A study confirms that studies into alternative medicine get short shrift from peer reviewers. But, says Geoff Watts, that's not the full story.
Practitioners of acupuncture, homoeopathy, reflexology and other items in the grab-bag of techniques that make up complementary medicine often claim that orthodox, peer-reviewed medical journals will not give them a look in. Even if we carry out rigorous well-planned research, they complain, editors will not touch it.
At first reading, a study published in the April issue of the Journal of the Royal Society of Medicine seems to support that allegation. "A randomised controlled study of reviewer bias against an unconventional therapy" is the title of a report by three doctors who covertly assessed the prejudices of the people who judge the worth and quality of research papers submitted to academic journals.
Edzard Ernst of the department of complementary medicine at the University of Exeter, along with a German colleague, Karl Resch, enlisted the help of John Garrow, an expert on nutrition and obesity. They devised two versions of a short, methodologically sound but entirely fictitious report on a randomised, placebo-controlled trial of an appetite suppressant. The two versions were identical except for the featured remedies: one was an "orthodox" drug, hydroxycitrate; the other was homeopathic sulphur.

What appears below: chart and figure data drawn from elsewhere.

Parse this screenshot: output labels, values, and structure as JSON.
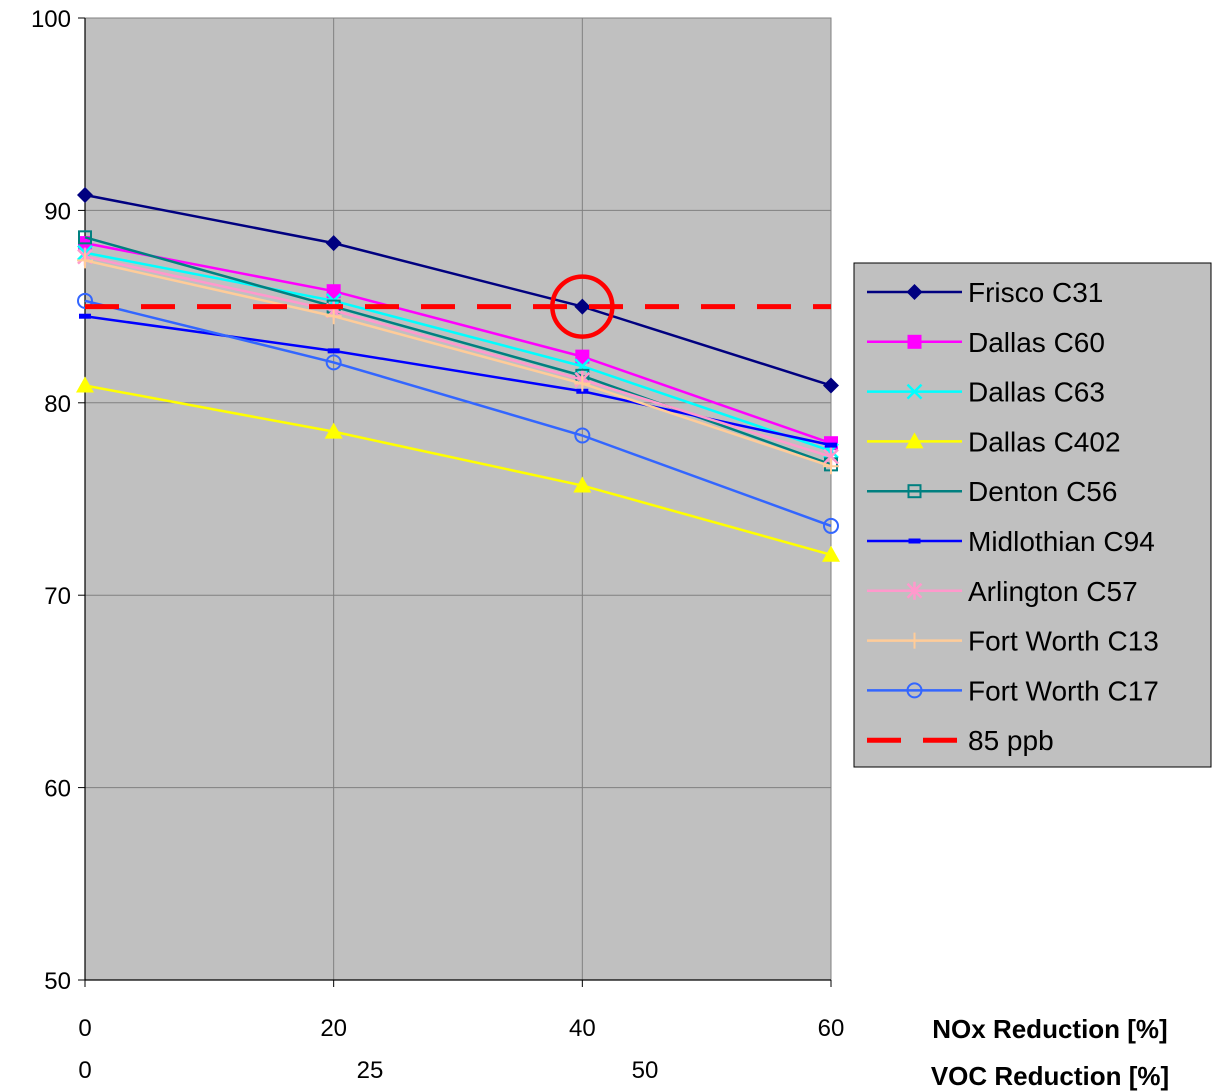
{
  "chart_data": {
    "type": "line",
    "x": [
      0,
      20,
      40,
      60
    ],
    "x_secondary_ticks": [
      "0",
      "25",
      "50"
    ],
    "xlabel": "NOx Reduction [%]",
    "xlabel_secondary": "VOC Reduction [%]",
    "ylabel": "",
    "ylim": [
      50,
      100
    ],
    "xlim": [
      0,
      60
    ],
    "yticks": [
      50,
      60,
      70,
      80,
      90,
      100
    ],
    "grid": true,
    "plot_background": "#c0c0c0",
    "legend_position": "right",
    "series": [
      {
        "name": "Frisco C31",
        "values": [
          90.8,
          88.3,
          85.0,
          80.9
        ],
        "color": "#000080",
        "marker": "diamond"
      },
      {
        "name": "Dallas C60",
        "values": [
          88.3,
          85.8,
          82.4,
          77.9
        ],
        "color": "#ff00ff",
        "marker": "square"
      },
      {
        "name": "Dallas C63",
        "values": [
          87.8,
          85.3,
          81.9,
          77.5
        ],
        "color": "#00ffff",
        "marker": "x"
      },
      {
        "name": "Dallas C402",
        "values": [
          80.9,
          78.5,
          75.7,
          72.1
        ],
        "color": "#ffff00",
        "marker": "triangle"
      },
      {
        "name": "Denton C56",
        "values": [
          88.6,
          85.0,
          81.4,
          76.8
        ],
        "color": "#008080",
        "marker": "square-open"
      },
      {
        "name": "Midlothian C94",
        "values": [
          84.5,
          82.7,
          80.6,
          77.8
        ],
        "color": "#0000ff",
        "marker": "dash"
      },
      {
        "name": "Arlington C57",
        "values": [
          87.6,
          84.8,
          81.2,
          77.2
        ],
        "color": "#ff99cc",
        "marker": "star"
      },
      {
        "name": "Fort Worth C13",
        "values": [
          87.4,
          84.5,
          81.0,
          76.7
        ],
        "color": "#ffcc99",
        "marker": "plus"
      },
      {
        "name": "Fort Worth C17",
        "values": [
          85.3,
          82.1,
          78.3,
          73.6
        ],
        "color": "#3366ff",
        "marker": "circle-open"
      },
      {
        "name": "85 ppb",
        "values": [
          85,
          85,
          85,
          85
        ],
        "color": "#ff0000",
        "marker": "none",
        "dashed": true
      }
    ],
    "annotations": [
      {
        "type": "circle",
        "x": 40,
        "y": 85.0,
        "color": "#ff0000"
      }
    ]
  }
}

To find out how reviewers would respond to these two papers, the group compiled a lengthy list of suitably qualified academics. Half were sent one version of the paper, and half the other. As editor of the European Journal of Clinical Nutrition, Professor Garrow was able to use his own publication's headed note paper and evaluation sheets in soliciting opinions. For the study to be valid, reviewers had to believe that the papers were genuine. With a degree of ingenuity bordering on low cunning, the researchers invented a Ludwig Boltzmann Institute for Metabolic and Nutritional Diseases, which they located in Vienna. There are numerous Boltzmann institutes in Austria, "so a reviewer would be highly unlikely to know for sure that such an institution did not exist". All that remained was to fabricate some suitable authors - which they did by borrowing the names of real people associated with research in Vienna and then changing their initials.
In spite of these elaborate precautions, one of Professor Garrow's regular reviewers did become suspicious. "He phoned up to say that a couple of his colleagues had received copies of what appeared to be the same paper but with slight differences. He wanted to know what was going on." Otherwise, though, the deception went undetected.

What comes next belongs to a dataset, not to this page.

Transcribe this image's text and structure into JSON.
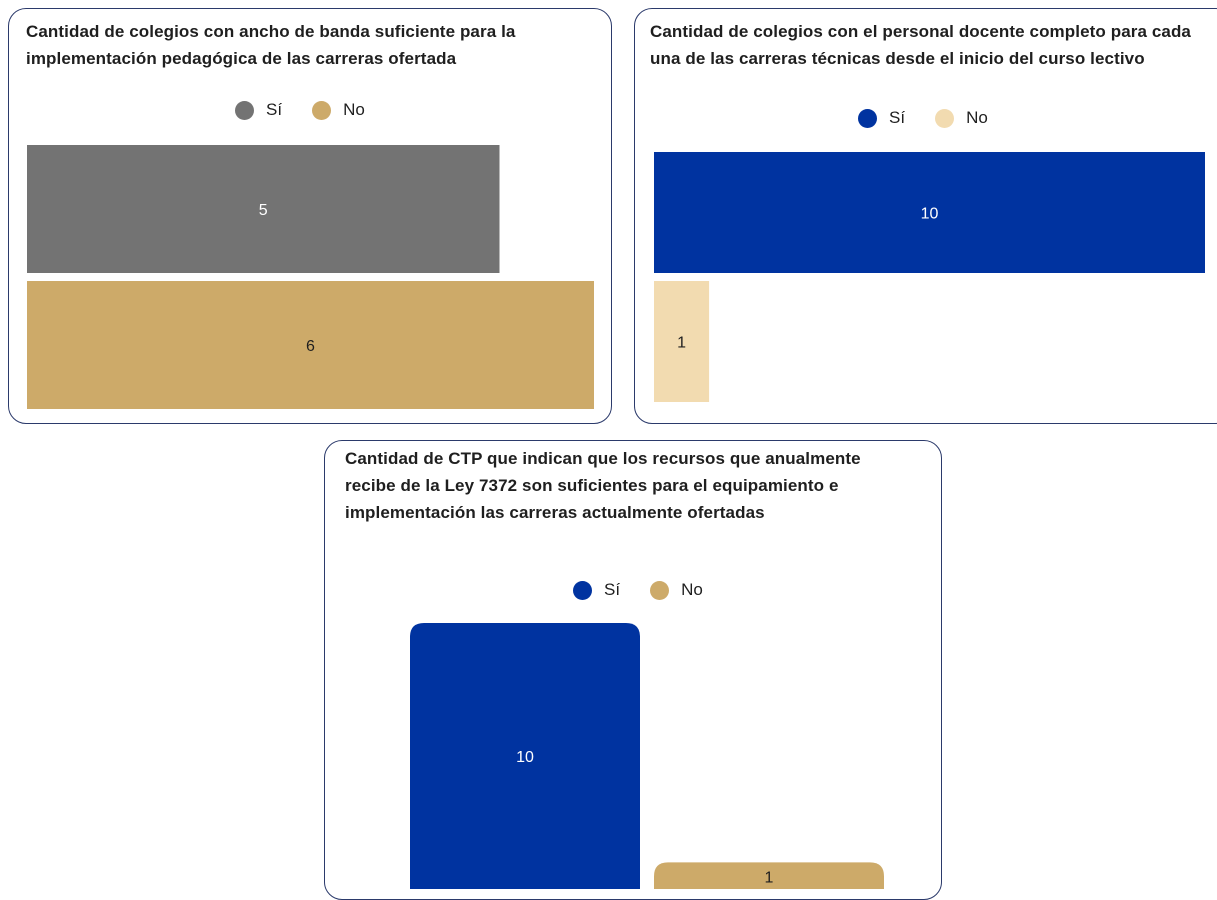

Although none of the reviewers complained, the editor of the journal that published the findings is less than happy about the enterprise. In a leader written to accompany the report, Robin Fox comments: "The relationship between editor and reviewer, like that between doctor and patient, depends on trust, and we should be wary of any activity, however well meant, that might vitiate it."
The three authors are aware of the ethical question marks hovering above their study, and they say they discussed them at length. Professor Ernst describes Dr Fox's criticism as "fair comment". But Professor Garrow, who thinks comparisons with the doctor-patient relationship are a shade over the top, goes on to ask how reliable insights into peer review are ever to be gleaned if not with a certain amount of benign deception.
Ethics aside, the results of the study seem to support the claims of the unorthodox practitioners. When reviewers rated the importance of the papers on a scale running from "trivial even if true" to "major contribution to knowledge in the field", the unorthodox study fared significantly worse. In addition to this overall opinion, each reviewer was asked to score various individual elements of the paper, including its methodology, discussion, reliability and so on. In none of these eight separate evaluations did the two versions receive a significantly different score. It was as if, having failed to find specific grounds on which to pick holes in what they had read, reviewers with the version describing the unconventional technique had simply followed a gut dislike. Hence its lower score for overall importance.
"These results," the reviewers say, "suggest that, in this particular setting, a bias against publication of unconventional therapies exists." So, there you have it: QED.
Or do you? Professor Ernst is philosophical: "Reviewing is a judging process, always subjective to a degree. There probably won't ever be a perfect solution." But Professor Garrow argues that the results are not necessarily so damning as they first appear. "It surprised me that the difference between the overall ratings given to the two versions was so small."
If these results are generalised, he says, they would not explain why so little research on complementary medicine is published. "If a complementary practitioner with an unconventional treatment does a trial that is methodologically good and sends it to an orthodox journal, our findings suggest that the chances of its being accepted are good." Bias there may be - but not so extreme as to exclude the unorthodox.
So why the paucity of such studies in academic journals? "Presumably the reason that so few are published," Professor Garrow says, "is that very few are done." The ball, in his view, is back in the complementary half of the court. If unconventional treatments really can be shown to work, a forum is there for publishing the evidence.